Pricing for shellfish in 2017 continued trending strongly as retail sales volumes and market shares remained steady, according to the shellfish panel at the 2018 National Fisheries Institute’s Global Seafood Marketing Conference in Miami, Florida.

One major exception was lobster. Overall, lobster meat prices fell sharply last year, even with less supply, and live lobster prices weakened during the latter half of 2017 and were not responsive to potentially significant cuts in supply. 

One of the biggest surprises to hit the crab market in 2017 was record-high prices for snow crab, despite less consumption, the panel said. Crabmeat prices entered another cycle of shortage-driven price increases, the panel said.

Moving forward into 2018, the panelists expect that the U.S. Seafood Import Monitoring Law, which affects most crab product except for blue swimming crabmeat, will continue to affect key shellfish markets.

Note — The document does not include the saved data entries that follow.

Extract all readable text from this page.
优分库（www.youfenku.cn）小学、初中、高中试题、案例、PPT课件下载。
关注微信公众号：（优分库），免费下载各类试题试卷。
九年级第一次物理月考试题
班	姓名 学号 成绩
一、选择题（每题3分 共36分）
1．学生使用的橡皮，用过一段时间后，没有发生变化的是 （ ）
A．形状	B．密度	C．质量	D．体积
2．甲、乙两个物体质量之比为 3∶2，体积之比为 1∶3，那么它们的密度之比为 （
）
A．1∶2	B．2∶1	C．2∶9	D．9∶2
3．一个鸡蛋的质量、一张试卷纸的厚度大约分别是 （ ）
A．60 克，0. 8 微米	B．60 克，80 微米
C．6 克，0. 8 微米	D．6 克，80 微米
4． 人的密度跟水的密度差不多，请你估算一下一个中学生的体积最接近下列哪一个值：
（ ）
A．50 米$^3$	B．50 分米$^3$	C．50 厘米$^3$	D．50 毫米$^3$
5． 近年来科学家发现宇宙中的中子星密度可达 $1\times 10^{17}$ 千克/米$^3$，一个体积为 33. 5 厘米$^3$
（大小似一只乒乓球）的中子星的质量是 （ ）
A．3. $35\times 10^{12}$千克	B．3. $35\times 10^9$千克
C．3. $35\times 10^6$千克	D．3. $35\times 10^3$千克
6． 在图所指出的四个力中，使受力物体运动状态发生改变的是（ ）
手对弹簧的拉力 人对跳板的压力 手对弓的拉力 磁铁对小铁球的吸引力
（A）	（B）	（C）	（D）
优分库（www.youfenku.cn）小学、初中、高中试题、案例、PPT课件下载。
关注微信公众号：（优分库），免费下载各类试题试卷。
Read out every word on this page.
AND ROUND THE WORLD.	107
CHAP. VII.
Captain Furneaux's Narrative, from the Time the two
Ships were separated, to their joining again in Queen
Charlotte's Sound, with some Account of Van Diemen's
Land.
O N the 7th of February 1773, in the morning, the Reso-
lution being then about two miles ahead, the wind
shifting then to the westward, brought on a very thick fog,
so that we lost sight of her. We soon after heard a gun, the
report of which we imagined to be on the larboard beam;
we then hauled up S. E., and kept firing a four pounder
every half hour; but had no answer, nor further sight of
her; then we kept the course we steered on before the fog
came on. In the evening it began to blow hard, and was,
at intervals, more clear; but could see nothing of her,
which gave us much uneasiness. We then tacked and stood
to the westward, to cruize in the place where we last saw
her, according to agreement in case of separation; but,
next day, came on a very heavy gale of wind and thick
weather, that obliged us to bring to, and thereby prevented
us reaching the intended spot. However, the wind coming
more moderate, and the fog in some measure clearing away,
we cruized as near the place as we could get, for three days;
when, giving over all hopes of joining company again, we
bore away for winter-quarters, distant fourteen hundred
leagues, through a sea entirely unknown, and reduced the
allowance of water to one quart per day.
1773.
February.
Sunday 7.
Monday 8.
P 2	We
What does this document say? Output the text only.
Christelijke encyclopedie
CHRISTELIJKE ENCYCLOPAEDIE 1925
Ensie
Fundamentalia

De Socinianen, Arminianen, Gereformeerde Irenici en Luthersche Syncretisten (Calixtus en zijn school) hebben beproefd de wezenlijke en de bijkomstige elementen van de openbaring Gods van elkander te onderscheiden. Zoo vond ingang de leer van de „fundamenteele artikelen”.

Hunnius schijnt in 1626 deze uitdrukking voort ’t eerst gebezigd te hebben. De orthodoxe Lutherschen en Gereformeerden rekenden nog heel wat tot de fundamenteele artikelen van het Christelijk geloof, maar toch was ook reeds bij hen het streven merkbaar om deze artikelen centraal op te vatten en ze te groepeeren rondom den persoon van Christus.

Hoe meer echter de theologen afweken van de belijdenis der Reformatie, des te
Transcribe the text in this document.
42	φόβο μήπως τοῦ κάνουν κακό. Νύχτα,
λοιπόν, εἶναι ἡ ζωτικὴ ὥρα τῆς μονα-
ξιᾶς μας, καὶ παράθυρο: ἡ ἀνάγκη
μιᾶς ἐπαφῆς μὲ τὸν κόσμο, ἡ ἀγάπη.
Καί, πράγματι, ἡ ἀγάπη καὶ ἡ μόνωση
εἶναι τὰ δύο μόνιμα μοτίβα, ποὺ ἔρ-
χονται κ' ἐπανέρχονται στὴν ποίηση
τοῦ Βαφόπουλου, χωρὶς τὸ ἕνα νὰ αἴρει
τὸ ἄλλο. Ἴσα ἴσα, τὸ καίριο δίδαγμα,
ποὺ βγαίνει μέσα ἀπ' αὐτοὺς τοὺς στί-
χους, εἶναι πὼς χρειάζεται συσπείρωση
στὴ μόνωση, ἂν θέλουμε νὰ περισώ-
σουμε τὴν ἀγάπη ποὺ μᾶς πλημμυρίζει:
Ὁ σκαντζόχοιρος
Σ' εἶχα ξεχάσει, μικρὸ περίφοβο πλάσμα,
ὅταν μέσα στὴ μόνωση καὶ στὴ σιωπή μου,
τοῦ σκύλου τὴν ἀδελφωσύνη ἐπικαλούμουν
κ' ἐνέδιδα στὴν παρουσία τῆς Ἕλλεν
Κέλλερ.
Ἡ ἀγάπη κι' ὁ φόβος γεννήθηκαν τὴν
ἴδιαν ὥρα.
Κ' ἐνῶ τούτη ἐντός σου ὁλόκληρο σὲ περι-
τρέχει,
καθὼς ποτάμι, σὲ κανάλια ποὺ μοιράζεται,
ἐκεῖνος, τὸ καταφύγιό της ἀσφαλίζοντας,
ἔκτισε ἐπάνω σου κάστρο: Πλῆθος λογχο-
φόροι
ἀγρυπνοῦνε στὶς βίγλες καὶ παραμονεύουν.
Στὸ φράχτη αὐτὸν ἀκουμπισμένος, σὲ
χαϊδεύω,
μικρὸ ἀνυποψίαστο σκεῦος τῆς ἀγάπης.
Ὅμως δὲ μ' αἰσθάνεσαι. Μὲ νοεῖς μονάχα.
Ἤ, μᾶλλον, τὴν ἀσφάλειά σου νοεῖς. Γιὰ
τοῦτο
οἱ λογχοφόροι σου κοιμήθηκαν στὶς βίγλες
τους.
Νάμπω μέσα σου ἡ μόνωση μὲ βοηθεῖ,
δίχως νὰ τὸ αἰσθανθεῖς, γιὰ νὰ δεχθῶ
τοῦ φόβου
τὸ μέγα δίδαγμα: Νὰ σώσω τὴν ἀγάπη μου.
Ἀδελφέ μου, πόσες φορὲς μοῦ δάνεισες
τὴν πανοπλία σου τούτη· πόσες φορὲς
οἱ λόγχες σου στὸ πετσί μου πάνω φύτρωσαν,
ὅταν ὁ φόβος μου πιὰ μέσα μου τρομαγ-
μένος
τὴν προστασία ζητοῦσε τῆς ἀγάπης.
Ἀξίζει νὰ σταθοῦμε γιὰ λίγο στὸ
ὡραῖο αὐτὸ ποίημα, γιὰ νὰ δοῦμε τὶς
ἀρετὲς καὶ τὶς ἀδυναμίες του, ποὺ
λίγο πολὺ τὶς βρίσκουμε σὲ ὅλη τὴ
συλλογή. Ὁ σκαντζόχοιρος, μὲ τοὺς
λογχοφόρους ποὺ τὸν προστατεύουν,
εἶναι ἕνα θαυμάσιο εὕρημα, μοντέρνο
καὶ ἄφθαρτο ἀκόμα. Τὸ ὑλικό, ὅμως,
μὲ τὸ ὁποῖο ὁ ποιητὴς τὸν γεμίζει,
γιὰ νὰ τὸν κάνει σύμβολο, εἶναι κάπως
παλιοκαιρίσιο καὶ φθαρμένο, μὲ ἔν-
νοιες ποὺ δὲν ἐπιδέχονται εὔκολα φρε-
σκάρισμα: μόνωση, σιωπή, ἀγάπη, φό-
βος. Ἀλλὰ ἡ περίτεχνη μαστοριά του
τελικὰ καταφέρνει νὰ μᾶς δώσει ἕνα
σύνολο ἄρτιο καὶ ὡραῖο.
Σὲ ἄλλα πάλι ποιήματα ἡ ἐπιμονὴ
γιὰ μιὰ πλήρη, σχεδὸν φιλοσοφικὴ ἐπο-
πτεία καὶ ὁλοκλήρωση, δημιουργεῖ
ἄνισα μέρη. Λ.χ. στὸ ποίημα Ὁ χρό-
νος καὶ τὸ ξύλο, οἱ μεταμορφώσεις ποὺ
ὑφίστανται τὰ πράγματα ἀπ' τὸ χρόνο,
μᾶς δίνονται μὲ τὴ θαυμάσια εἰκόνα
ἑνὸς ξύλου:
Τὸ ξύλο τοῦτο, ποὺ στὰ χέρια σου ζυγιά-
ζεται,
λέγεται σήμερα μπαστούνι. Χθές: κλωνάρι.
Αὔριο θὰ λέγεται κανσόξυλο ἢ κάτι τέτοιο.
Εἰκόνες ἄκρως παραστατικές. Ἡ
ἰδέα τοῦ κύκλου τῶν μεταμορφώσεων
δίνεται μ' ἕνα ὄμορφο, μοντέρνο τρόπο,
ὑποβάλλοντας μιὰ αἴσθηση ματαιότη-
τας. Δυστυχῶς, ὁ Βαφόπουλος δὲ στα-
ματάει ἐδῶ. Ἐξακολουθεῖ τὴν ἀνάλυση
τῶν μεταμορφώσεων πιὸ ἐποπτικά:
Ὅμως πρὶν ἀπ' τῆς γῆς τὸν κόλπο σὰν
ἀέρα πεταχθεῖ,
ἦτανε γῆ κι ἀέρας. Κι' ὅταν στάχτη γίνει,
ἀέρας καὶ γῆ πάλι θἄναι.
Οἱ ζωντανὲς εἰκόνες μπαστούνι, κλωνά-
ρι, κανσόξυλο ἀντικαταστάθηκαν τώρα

The law has experienced a relatively smooth implementation phase, the panel said. 

An expansion of live markets in the new year is also likely, with demand for live shellfish potentially playing an important role in setting prices in the future, the panel said. Currently, demand is increasing for live shellfish in the Dungeness crab, king crab, and lobster sectors. However, snow crab continues to be the principal crustacean item for both retail and foodservice, which rely on the species heavily, the panel said.